The Sunday Times and the Scarfe cartoon

The day after acting Sunday Times editor Martin Ivens was obliged to apologise to the Jewish community for the offence caused by Gerald Scarfe’s anti-Netanyahu cartoon, there was generally a lot more heat than light shed on the subject.

A Scarfe cartoon is never pleasant, and this seemed designed to provoke a reaction. But in my view, one commentator got it right. The Jewish Chronicle’s comment editor Jennifer Lipman wrote a superb column for the Independent’s website which gives real balance and insight on the issue.

“What is anti-Semitic is always unpleasant, but what is unpleasant is not always anti-Semitic. That was my take on Gerald Scarfe’s now infamous cartoon,” she writes. Later on, she comes to the nub of the issue; I will quote the concluding paragraphs in full, as they are precise, and moving.

“The problem is the timing; publishing a cartoon castigating the Israeli Prime Minister on the one day the world has set aside to remember the Holocaust and its six million Jewish victims hardly screams of sensitivity. Scarfe may well not have known when the cartoon would appear, as he has claimed, but the editor could not have been blind to the date – after all, the paper’s explanation of the inclusion points to a feature criticising Holocaust-denier David Irving in the magazine of the same issue.

The point is that the Holocaust still means something. It is not just another news story, one tragedy among many, destined to become nothing more than tomorrow’s fish and chip wrapping.

“The Holocaust signifies humanity at its worst. It is not just a word, not just a useful comparison. It is millions of men, women and children shorn of all dignity, starved, denigrated and slaughtered. It is the brutal and systematic murder of millions, the persecution of an entire people for no reason other than their religion.

“And it is still in living memory for a good proportion of the population. For many of those objecting to the cartoon today, it is the tragedy of those ancestors they never met, the grandparents and relatives who were gassed at Birkenau or lined up for slaughter at Auschwitz, the friends and loved ones who did not make it out alive.

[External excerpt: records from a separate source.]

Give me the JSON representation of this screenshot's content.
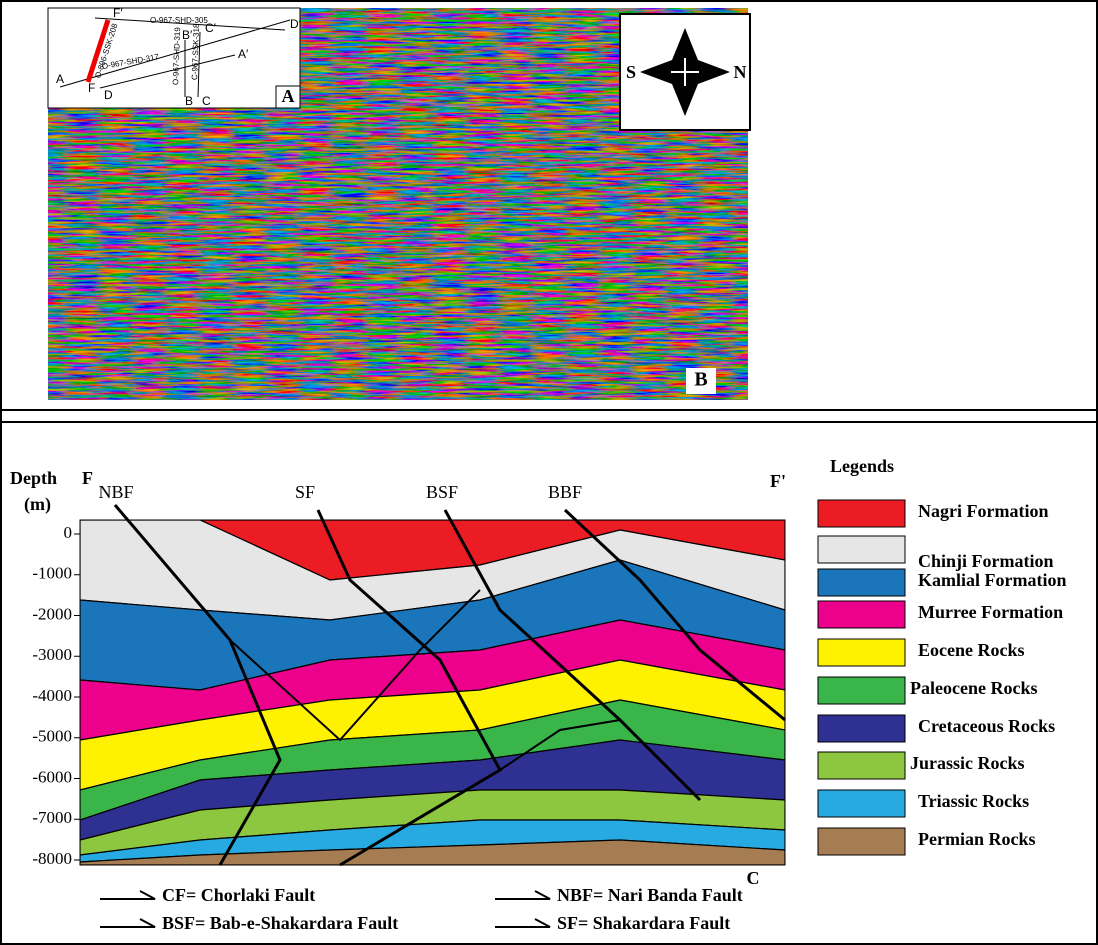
{
  "panel_a": {
    "label": "A",
    "points": [
      "F′",
      "D′",
      "B′",
      "C′",
      "A′",
      "A",
      "F",
      "D",
      "B",
      "C"
    ],
    "lines": [
      "O-967-SHD-305",
      "O-967-SHD-317",
      "O-896-SSK-208",
      "O-967-SHD-319",
      "C-967-SSK-318"
    ]
  },
  "compass": {
    "south": "S",
    "north": "N"
  },
  "panel_b": {
    "label": "B"
  },
  "panel_c": {
    "label": "C",
    "depth_title": "Depth",
    "depth_unit": "(m)",
    "start": "F",
    "end": "F'",
    "depth_ticks": [
      0,
      -1000,
      -2000,
      -3000,
      -4000,
      -5000,
      -6000,
      -7000,
      -8000
    ],
    "faults": [
      "NBF",
      "SF",
      "BSF",
      "BBF"
    ]
  },
  "legend": {
    "title": "Legends",
    "items": [
      {
        "name": "Nagri Formation",
        "color": "#ec1c24"
      },
      {
        "name": "Chinji Formation",
        "color": "#e6e6e6"
      },
      {
        "name": "Kamlial Formation",
        "color": "#1b75bb"
      },
      {
        "name": "Murree Formation",
        "color": "#ec008c"
      },
      {
        "name": "Eocene Rocks",
        "color": "#fff200"
      },
      {
        "name": "Paleocene Rocks",
        "color": "#39b54a"
      },
      {
        "name": "Cretaceous Rocks",
        "color": "#2e3192"
      },
      {
        "name": "Jurassic Rocks",
        "color": "#8dc63f"
      },
      {
        "name": "Triassic Rocks",
        "color": "#27aae1"
      },
      {
        "name": "Permian Rocks",
        "color": "#a67c52"
      }
    ]
  },
  "fault_key": [
    "CF= Chorlaki Fault",
    "NBF= Nari Banda Fault",
    "BSF= Bab-e-Shakardara Fault",
    "SF= Shakardara Fault"
  ]
}
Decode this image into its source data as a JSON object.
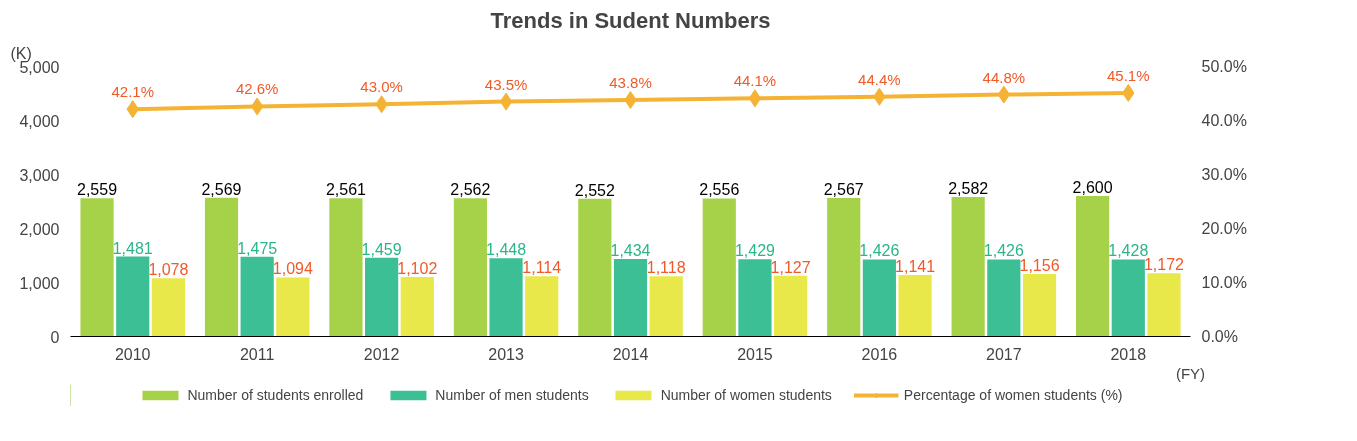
{
  "chart_data": {
    "type": "bar",
    "title": "Trends in Sudent Numbers",
    "ylabel": "(K)",
    "xlabel": "(FY)",
    "categories": [
      "2010",
      "2011",
      "2012",
      "2013",
      "2014",
      "2015",
      "2016",
      "2017",
      "2018"
    ],
    "series": [
      {
        "name": "Number of students enrolled",
        "color": "#a6d24a",
        "values": [
          2559,
          2569,
          2561,
          2562,
          2552,
          2556,
          2567,
          2582,
          2600
        ],
        "value_labels": [
          "2,559",
          "2,569",
          "2,561",
          "2,562",
          "2,552",
          "2,556",
          "2,567",
          "2,582",
          "2,600"
        ]
      },
      {
        "name": "Number of men students",
        "color": "#3dbf95",
        "values": [
          1481,
          1475,
          1459,
          1448,
          1434,
          1429,
          1426,
          1426,
          1428
        ],
        "value_labels": [
          "1,481",
          "1,475",
          "1,459",
          "1,448",
          "1,434",
          "1,429",
          "1,426",
          "1,426",
          "1,428"
        ]
      },
      {
        "name": "Number of women students",
        "color": "#e8e84a",
        "values": [
          1078,
          1094,
          1102,
          1114,
          1118,
          1127,
          1141,
          1156,
          1172
        ],
        "value_labels": [
          "1,078",
          "1,094",
          "1,102",
          "1,114",
          "1,118",
          "1,127",
          "1,141",
          "1,156",
          "1,172"
        ]
      },
      {
        "name": "Percentage of women students (%)",
        "type": "line",
        "axis": "y2",
        "color": "#f5b335",
        "values": [
          42.1,
          42.6,
          43.0,
          43.5,
          43.8,
          44.1,
          44.4,
          44.8,
          45.1
        ],
        "value_labels": [
          "42.1%",
          "42.6%",
          "43.0%",
          "43.5%",
          "43.8%",
          "44.1%",
          "44.4%",
          "44.8%",
          "45.1%"
        ]
      }
    ],
    "ylim": [
      0,
      5000
    ],
    "yticks": [
      0,
      {
        "value": 1000,
        "label": "1,000"
      },
      {
        "value": 2000,
        "label": "2,000"
      },
      {
        "value": 3000,
        "label": "3,000"
      },
      {
        "value": 4000,
        "label": "4,000"
      },
      {
        "value": 5000,
        "label": "5,000"
      }
    ],
    "y2lim": [
      0,
      50
    ],
    "y2ticks": [
      {
        "value": 0,
        "label": "0.0%"
      },
      {
        "value": 10,
        "label": "10.0%"
      },
      {
        "value": 20,
        "label": "20.0%"
      },
      {
        "value": 30,
        "label": "30.0%"
      },
      {
        "value": 40,
        "label": "40.0%"
      },
      {
        "value": 50,
        "label": "50.0%"
      }
    ],
    "marker": "diamond",
    "legend": "bottom",
    "grid": false
  }
}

“And the day, the one day of the year, on which we recognise that and pledge for it never to be repeated is not just a convenient news hook, something for cartoonists or ignorant MPs to use as a peg for a point about the political situation in Israel or anything else.”

“When we allow a day of memorial for the victims of genocide to become a political tool, something has gone wrong. I do not believe the Sunday Times is in any way antisemitic, or that Gerald Scarfe is. But the cartoon is still deeply, deeply unpleasant.”

Ivens was wrong to publish the cartoon on Holocaust Memorial Day, and right to apologise for that.